Film

Review: An American Icon’s Tragic Story Gets Lost in Confused, Messy The United States v. Billie Holiday

As a musician and performer, Andra Day deserves far more attention than she’s yet to receive. Her 2015 debut album, Cheers to the Fall, introduced her as a force to be reckoned with, mainly thanks to a powerful, unique and evocative voice setting her far apart from her contemporaries. She’s released several singles since then (including some Christmas music) and has been featured on dozens of film and television soundtracks. Now, she takes center stage as American musical icon Billie Holiday in Lee Daniel’s The United States v. Billie Holiday, delivering a performance that, in any other vehicle besides this one, would be heralded as one of the best of the year. Unfortunately, even her uncanny ability to channel not only Holiday’s raspy, aching voice but her inherent defiance and confidence can’t outshine what is ultimately a messy, confused chronicle of the star’s traumas, career struggles and relationship dramas.

Billie Holiday Andra Day

Photo Credit: Takashi Seida. Courtesy of Hulu

Written by Suzan-Lori Parks (adapted from a book by Johann Hari), Daniels appears to be attempting to highlight Holiday’s ongoing struggle with the United States government and the intelligence agencies intent on sidelining her and the dark, brutal truths she sang about in songs like “Strange Fruit.” Spanning decades of her career, the film instead plays like a disconnected series of incidents that never quite manage to create a fully realized narrative of Holiday’s complicated life. There’s even a cumbersome flashback device bookending the film, Holiday being interviewed by a radio DJ named Reginald Lord Divine (Leslie Jordan), a flamboyant personality who’s not shy about asking the chanteuse about her darkest days, from her heroin addiction to run-ins with the government and more. And it only gets worse from there, as the film bounces from moment to moment in Holiday’s life, often with nothing more than a brief on-screen note that we’re now two or three months on from just the scene before. More than once, the progression of time becomes so muddled that it’s nearly impossible to know exactly where we are in Holiday’s long, slow decline.

Attempts to capture long spans of any life on film usually fail, as the Herculean feat of saying so much in the typical movie runtime is one few filmmakers can accomplish. Instead, biopics that focus on a particular moment in an icon’s life or career tend to fare better, able to dig deep into their subject at a certain crossroads, rather than spread their attention out thin across the decades. Try as Day might, even her impressive performance (and truly, the moments when it’s Day on stage as Holiday are hands-down the most compelling of the film) can’t salvage the mess of a plot Daniels has been handed in this overwrought, over-packed script. Just as one begins to forge any sort of connection to Holiday and all she’s going through, the film jerks us out of the moment to check in with the government agencies intent on bringing her down (a scene where these G-men discuss what to do like some sort of bureaucratic round-table is particularly painful).

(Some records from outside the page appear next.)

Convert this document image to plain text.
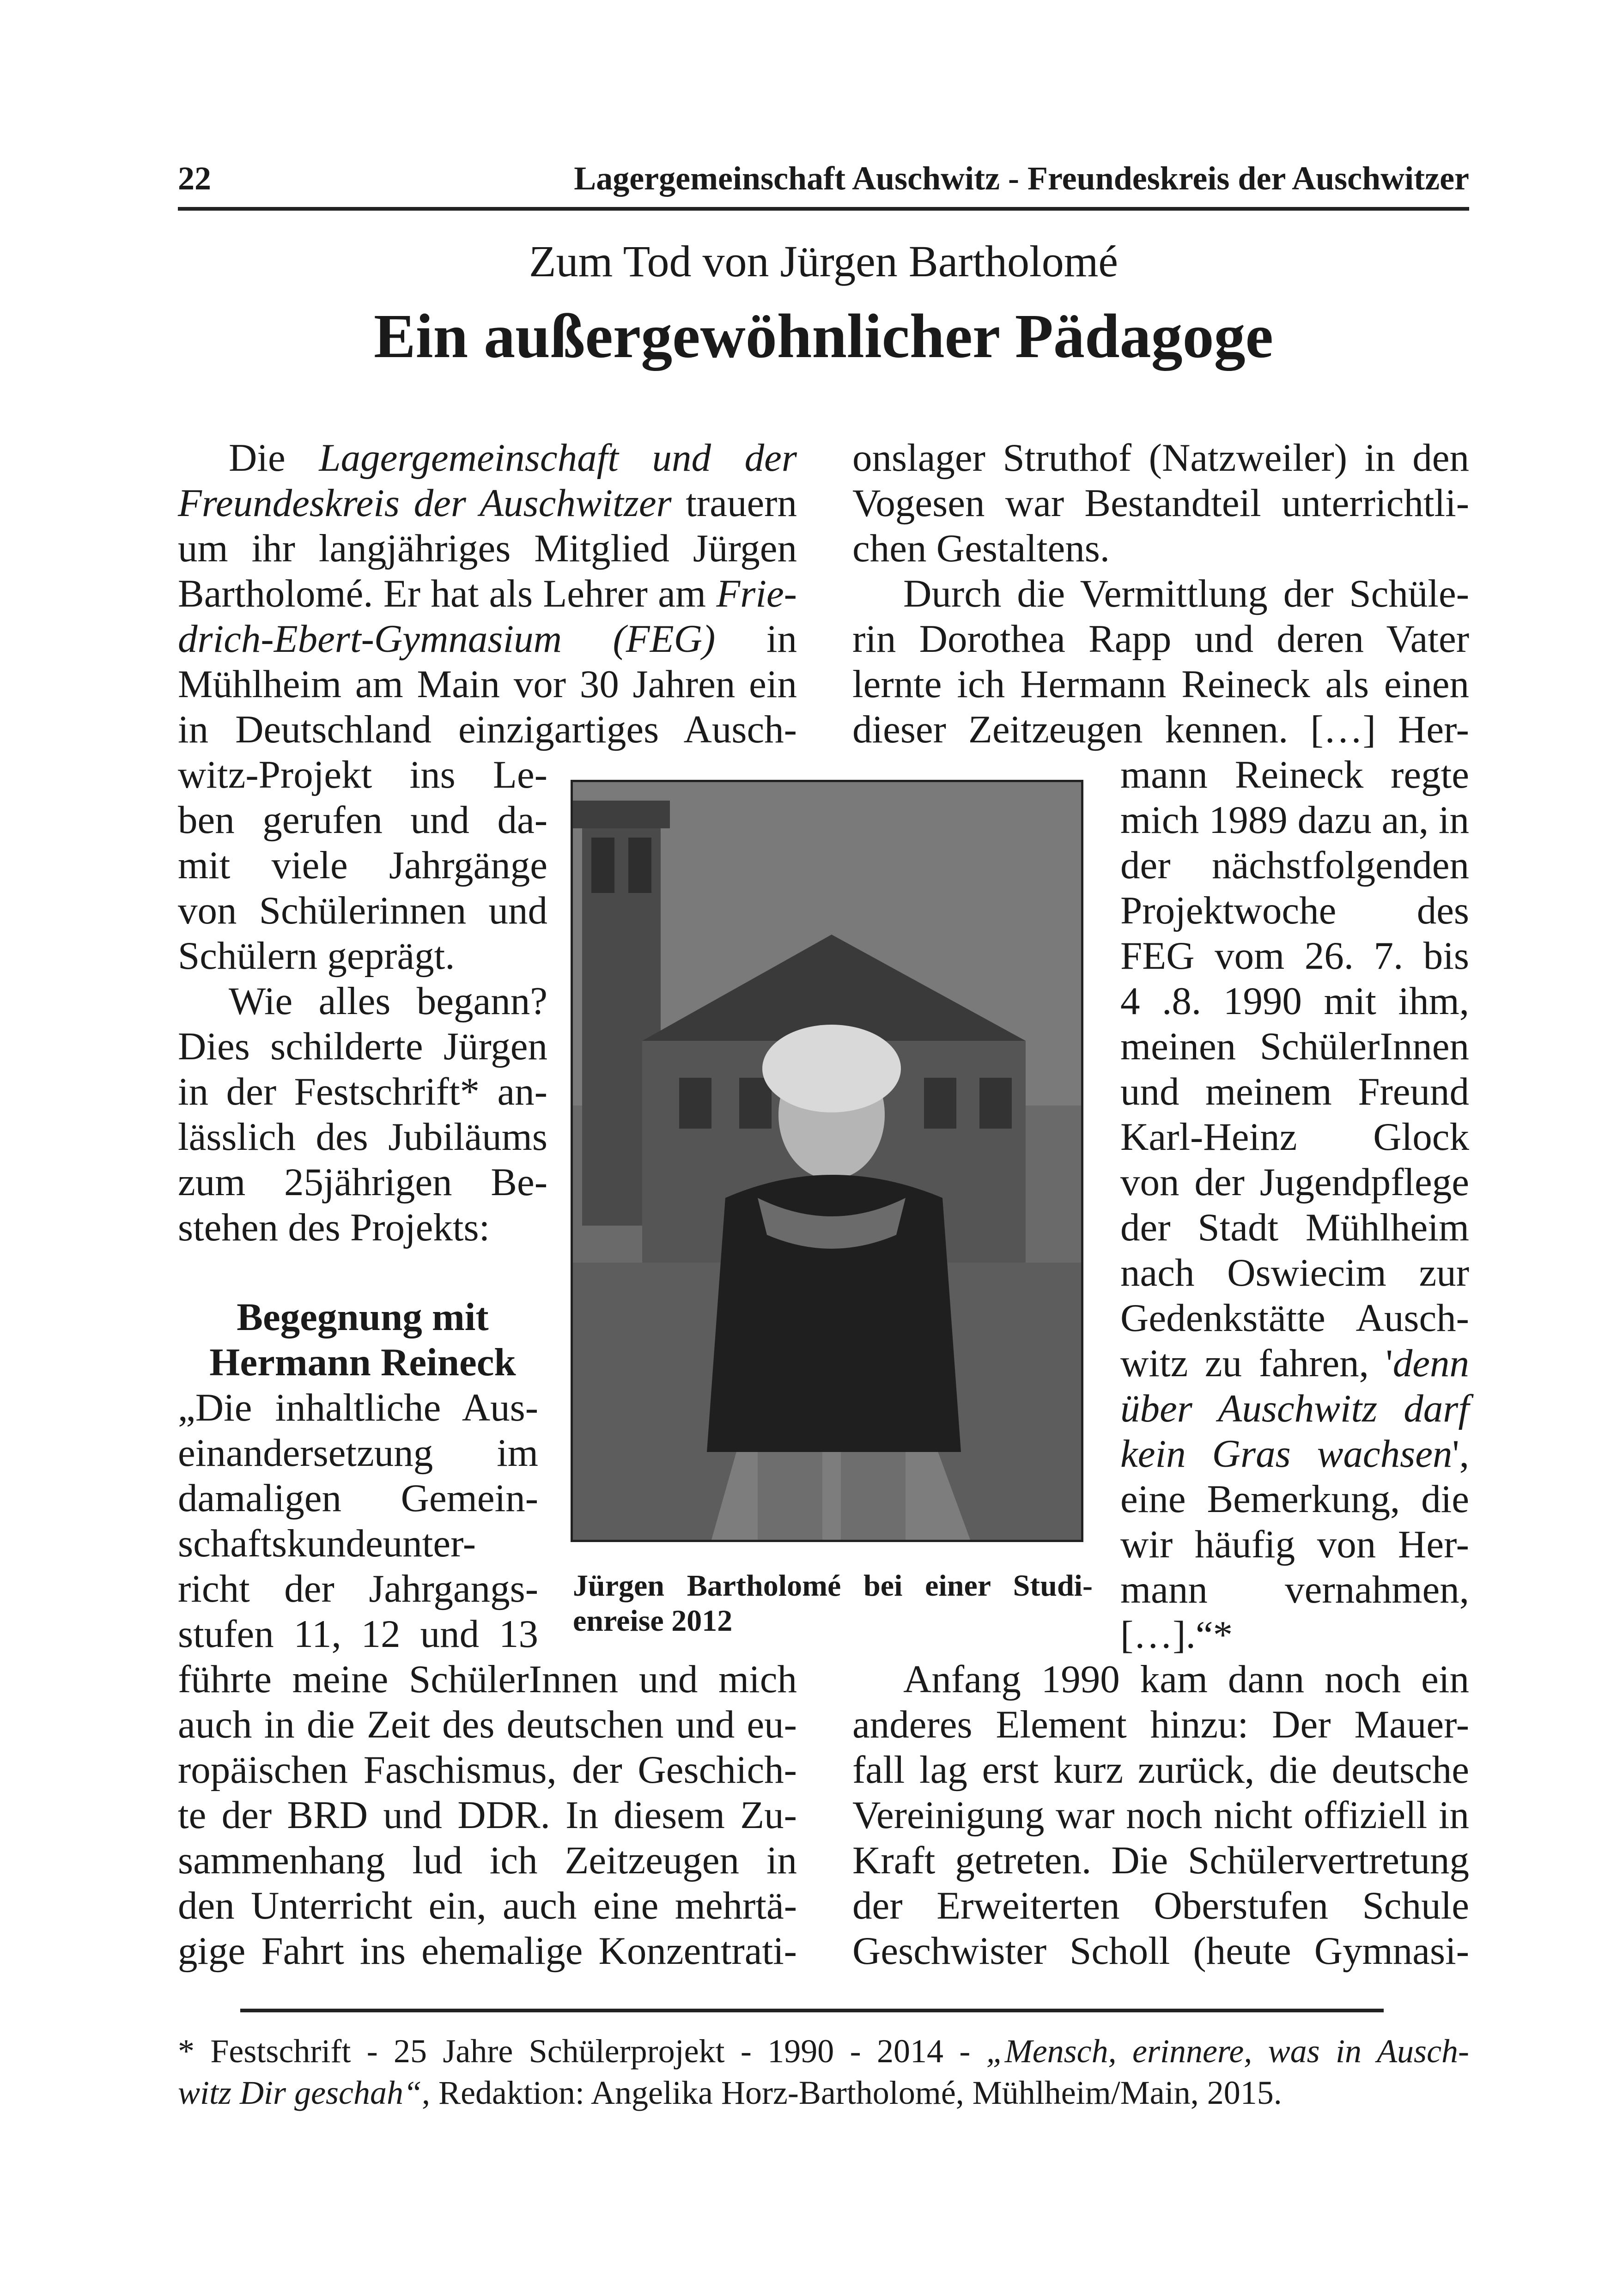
22	Lagergemeinschaft Auschwitz - Freundeskreis der Auschwitzer
Zum Tod von Jürgen Bartholomé
Ein außergewöhnlicher Pädagoge
Die Lagergemeinschaft und der
Freundeskreis der Auschwitzer trauern
um ihr langjähriges Mitglied Jürgen
Bartholomé. Er hat als Lehrer am Frie-
drich-Ebert-Gymnasium (FEG) in
Mühlheim am Main vor 30 Jahren ein
in Deutschland einzigartiges Ausch-
witz-Projekt ins Le-
ben gerufen und da-
mit viele Jahrgänge
von Schülerinnen und
Schülern geprägt.
Wie alles begann?
Dies schilderte Jürgen
in der Festschrift* an-
lässlich des Jubiläums
zum 25jährigen Be-
stehen des Projekts:
Begegnung mit
Hermann Reineck
„Die inhaltliche Aus-
einandersetzung im
damaligen Gemein-
schaftskundeunter-
richt der Jahrgangs-
stufen 11, 12 und 13
führte meine SchülerInnen und mich
auch in die Zeit des deutschen und eu-
ropäischen Faschismus, der Geschich-
te der BRD und DDR. In diesem Zu-
sammenhang lud ich Zeitzeugen in
den Unterricht ein, auch eine mehrtä-
gige Fahrt ins ehemalige Konzentrati-
Jürgen Bartholomé bei einer Studi-
enreise 2012
onslager Struthof (Natzweiler) in den
Vogesen war Bestandteil unterrichtli-
chen Gestaltens.
Durch die Vermittlung der Schüle-
rin Dorothea Rapp und deren Vater
lernte ich Hermann Reineck als einen
dieser Zeitzeugen kennen. […] Her-
mann Reineck regte
mich 1989 dazu an, in
der nächstfolgenden
Projektwoche des
FEG vom 26. 7. bis
4 .8. 1990 mit ihm,
meinen SchülerInnen
und meinem Freund
Karl-Heinz Glock
von der Jugendpflege
der Stadt Mühlheim
nach Oswiecim zur
Gedenkstätte Ausch-
witz zu fahren, 'denn
über Auschwitz darf
kein Gras wachsen',
eine Bemerkung, die
wir häufig von Her-
mann vernahmen,
[…].“*
Anfang 1990 kam dann noch ein
anderes Element hinzu: Der Mauer-
fall lag erst kurz zurück, die deutsche
Vereinigung war noch nicht offiziell in
Kraft getreten. Die Schülervertretung
der Erweiterten Oberstufen Schule
Geschwister Scholl (heute Gymnasi-
* Festschrift - 25 Jahre Schülerprojekt - 1990 - 2014 - „Mensch, erinnere, was in Ausch-
witz Dir geschah“, Redaktion: Angelika Horz-Bartholomé, Mühlheim/Main, 2015.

Day is supported admirably by a cast that also does their best to make lemonade out of these lemons, including Trevante Rhodes (Moonlight) as a fellow addict, a contentious lover and ultimately a rat who would betray her to the authorities. Natasha Lyonne, typically a magnet of sheer charisma in anything she appears in, is wasted in what amounts to a cameo as Tallulah Bankhead, an actress and contemporary of Holiday’s with whom she was rumored to have a romantic affair. (Make that movie, Daniels!) The rest of the ensemble swirls around Holiday at various stages in her life, propping her up when she needs the support, fussing over her when she’s down on herself and struggling to keep her sober long enough to get back on stage. They’re there, for example, when she’s arrested for possession of heroin, and they watch as she’s sent to jail, a phase of her life that surely changed her. But as it’s just one more stop along the traumatic, heartbreaking road Daniels is intent on dragging us down, it—like so many others in the film—never registers as more than static in a film that can’t seem to hone in on a specific signal.

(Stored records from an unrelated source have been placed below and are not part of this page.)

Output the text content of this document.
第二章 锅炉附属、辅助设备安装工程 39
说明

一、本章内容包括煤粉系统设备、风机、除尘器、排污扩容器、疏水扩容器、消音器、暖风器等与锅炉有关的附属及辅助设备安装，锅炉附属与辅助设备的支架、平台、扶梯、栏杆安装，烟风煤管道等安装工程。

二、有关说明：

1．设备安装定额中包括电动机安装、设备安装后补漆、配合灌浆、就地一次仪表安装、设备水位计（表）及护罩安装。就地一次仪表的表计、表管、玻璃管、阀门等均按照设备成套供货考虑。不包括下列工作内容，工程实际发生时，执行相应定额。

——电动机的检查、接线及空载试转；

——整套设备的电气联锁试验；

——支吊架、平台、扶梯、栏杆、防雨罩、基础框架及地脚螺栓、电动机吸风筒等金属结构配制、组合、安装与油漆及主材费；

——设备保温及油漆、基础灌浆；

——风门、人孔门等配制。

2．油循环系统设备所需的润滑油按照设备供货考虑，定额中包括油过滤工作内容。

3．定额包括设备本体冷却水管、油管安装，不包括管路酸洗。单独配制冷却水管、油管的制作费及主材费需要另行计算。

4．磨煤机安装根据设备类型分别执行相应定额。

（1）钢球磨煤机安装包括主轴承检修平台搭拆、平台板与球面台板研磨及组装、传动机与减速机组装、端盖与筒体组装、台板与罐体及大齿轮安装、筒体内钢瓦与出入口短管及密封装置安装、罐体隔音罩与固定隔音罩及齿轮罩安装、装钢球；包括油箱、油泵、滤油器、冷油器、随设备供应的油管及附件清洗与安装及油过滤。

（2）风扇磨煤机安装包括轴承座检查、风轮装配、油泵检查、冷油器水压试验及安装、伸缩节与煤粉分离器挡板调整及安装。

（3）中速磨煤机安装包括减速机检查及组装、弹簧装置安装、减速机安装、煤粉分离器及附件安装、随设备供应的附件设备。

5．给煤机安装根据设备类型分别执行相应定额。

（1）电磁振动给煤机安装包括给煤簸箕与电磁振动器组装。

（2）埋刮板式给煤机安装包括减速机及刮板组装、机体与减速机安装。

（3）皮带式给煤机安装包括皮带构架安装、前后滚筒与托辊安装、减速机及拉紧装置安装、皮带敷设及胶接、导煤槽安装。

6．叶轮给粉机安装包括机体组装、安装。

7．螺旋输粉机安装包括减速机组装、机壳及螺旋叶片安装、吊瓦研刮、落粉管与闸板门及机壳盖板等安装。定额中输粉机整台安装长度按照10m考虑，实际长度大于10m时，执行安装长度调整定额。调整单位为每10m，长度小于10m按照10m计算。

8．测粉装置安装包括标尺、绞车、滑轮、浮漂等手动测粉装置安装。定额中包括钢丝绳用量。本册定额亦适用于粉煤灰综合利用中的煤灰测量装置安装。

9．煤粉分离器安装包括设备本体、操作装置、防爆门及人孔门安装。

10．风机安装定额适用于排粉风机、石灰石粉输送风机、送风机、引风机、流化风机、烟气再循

Billie Holiday died at just 44 years old, her system shutting down after years of drug use and heavy drinking; in the hospital, the government continued to look for ways to shut her down, including raiding the room and arresting her as she lay dying. It’s a tragic and sad end for a troubled woman who faced more than her fair share of traumas over her short life. Unfortunately, without the opportunity to really get to know her in the film’s first two hours, its final moments fail to be as powerful as they could be. Holiday deserves to have her story told and told well; hopefully she will someday.

The United States v. Billie Holiday is now streaming on Hulu.